• Le jeune Karl Marx, Raoul Peck, 2017

     Le jeune Karl Marx, Raoul Peck, 2017

    Le biopic est un genre cinématographique très difficile. Et la plupart des films qui retracent la vie d’un homme politique, ou d’un artiste, sont très mauvais, surtout s’ils doivent aussi reconstituer une époque. Mais il y a certaines réussites, notamment dans le film social ou prolétarien, comme Joe Hill par exemple[1] ou le très bon Matewan qui est assez peu connu en France[2]. En 2018 ce sera le bicentenaire de la naissance de Marx, ce penseur prestigieux qui ne cesse d’alimenter les étals des libraires et les débats plus ou moins savants sur ce qu’on doit penser du capitalisme de ses crises récurrentes et de la misère qu’il engendre. Et la crise de 2008 a réactivé l’intérêt qu’on peut porter aux travaux de Marx, sur les crises, et aussi sur le nécessaire effondrement du capitalisme. C’est un film qui se veut théorique, c’est-à-dire qu’au-delà de la vie de Marx, il tente de montrer comment s’est formée une pensée révolutionnaire. Cependant, cela reste une vision très romancée de la vie de deux amis, Engels et Marx, qui s’épaulent l’un, l’autre. 

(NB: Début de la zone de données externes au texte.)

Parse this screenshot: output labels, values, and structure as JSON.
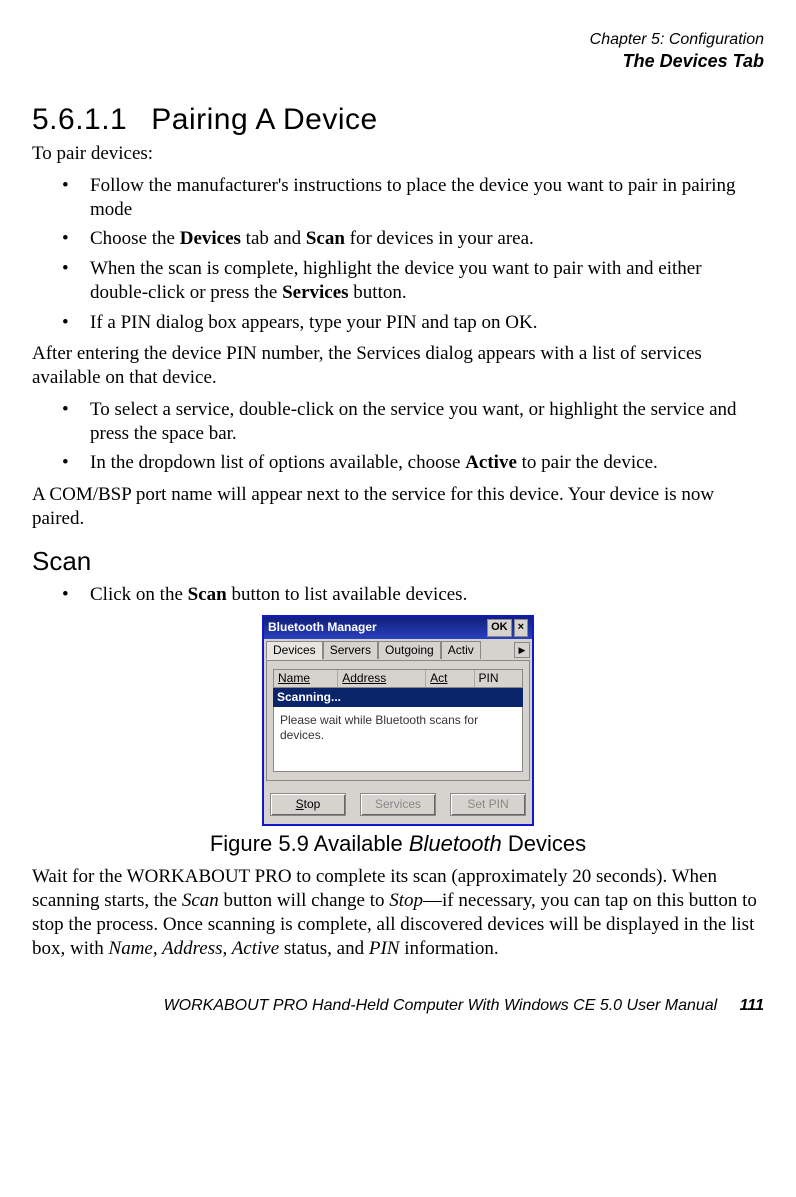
{
  "header": {
    "chapter": "Chapter 5: Configuration",
    "section": "The Devices Tab"
  },
  "h_number": "5.6.1.1",
  "h_title": "Pairing A Device",
  "intro": "To pair devices:",
  "list1": {
    "i1a": "Follow the manufacturer's instructions to place the device you want to pair in pairing mode",
    "i2a": "Choose the ",
    "i2b": "Devices",
    "i2c": " tab and ",
    "i2d": "Scan",
    "i2e": " for devices in your area.",
    "i3a": "When the scan is complete, highlight the device you want to pair with and either double-click or press the ",
    "i3b": "Services",
    "i3c": " button.",
    "i4a": "If a PIN dialog box appears, type your PIN and tap on OK."
  },
  "after_pin": "After entering the device PIN number, the Services dialog appears with a list of services available on that device.",
  "list2": {
    "i1": "To select a service, double-click on the service you want, or highlight the service and press the space bar.",
    "i2a": "In the dropdown list of options available, choose ",
    "i2b": "Active",
    "i2c": " to pair the device."
  },
  "com_para": "A COM/BSP port name will appear next to the service for this device. Your device is now paired.",
  "scan_heading": "Scan",
  "list3": {
    "i1a": "Click on the ",
    "i1b": "Scan",
    "i1c": " button to list available devices."
  },
  "btwin": {
    "title": "Bluetooth Manager",
    "ok": "OK",
    "close": "×",
    "tabs": {
      "devices": "Devices",
      "servers": "Servers",
      "outgoing": "Outgoing",
      "active": "Activ"
    },
    "cols": {
      "name": "Name",
      "address": "Address",
      "act": "Act",
      "pin": "PIN"
    },
    "scanning": "Scanning...",
    "msg": "Please wait while Bluetooth scans for devices.",
    "btns": {
      "stop_u": "S",
      "stop_rest": "top",
      "services": "Services",
      "setpin": "Set PIN"
    }
  },
  "figcap": {
    "a": "Figure 5.9 Available ",
    "b": "Bluetooth",
    "c": " Devices"
  },
  "wait_para": {
    "a": "Wait for the WORKABOUT PRO to complete its scan (approximately 20 seconds). When scanning starts, the ",
    "b": "Scan",
    "c": " button will change to ",
    "d": "Stop",
    "e": "—if necessary, you can tap on this button to stop the process. Once scanning is complete, all discovered devices will be displayed in the list box, with ",
    "f": "Name, Address, Active",
    "g": " status, and ",
    "h": "PIN",
    "i": " information."
  },
  "footer": {
    "text": "WORKABOUT PRO Hand-Held Computer With Windows CE 5.0 User Manual",
    "page": "111"
  }
}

    Le jeune Karl Marx, Raoul Peck, 2017 

    Engels travaille avec son père à la direction d’une industrie textile 

    Marx qui vit misérablement avec Jenny et sa petite fille à Paris, a des ambitions immenses. Il va rencontrer Engels dans cette même ville, Engels, fils d’un patron de l’industrie textile, et qui s’ennuie de la vie bourgeoise. Les deux jeunes gens vont travailler ensemble, et affronter les communistes qu’ils ne jugent pas très sérieux. Ils feront la guerre successivement à Proudhon, Weitling, pour s’imposer à la tête de la Ligue des justes qu’ils transformeront en Ligue des communistes. Cette même Ligue leur demandera de rédiger un programme, ce sera Le manifeste du parti communiste qui est, je crois, le livre politique qui s’est le plus vendu dans le monde. Entre temps, ils auront dû affronter les douleurs de l’exil, la répression policière et les difficultés familiales. On verra Engels s’affronter avec son père, Marx se tourmenter pour trouver de l’argent pour nourrir sa famille. On verra également Engels embringué dans des relations sentimentales très compliquées avec Mary et sa jeune sœur. 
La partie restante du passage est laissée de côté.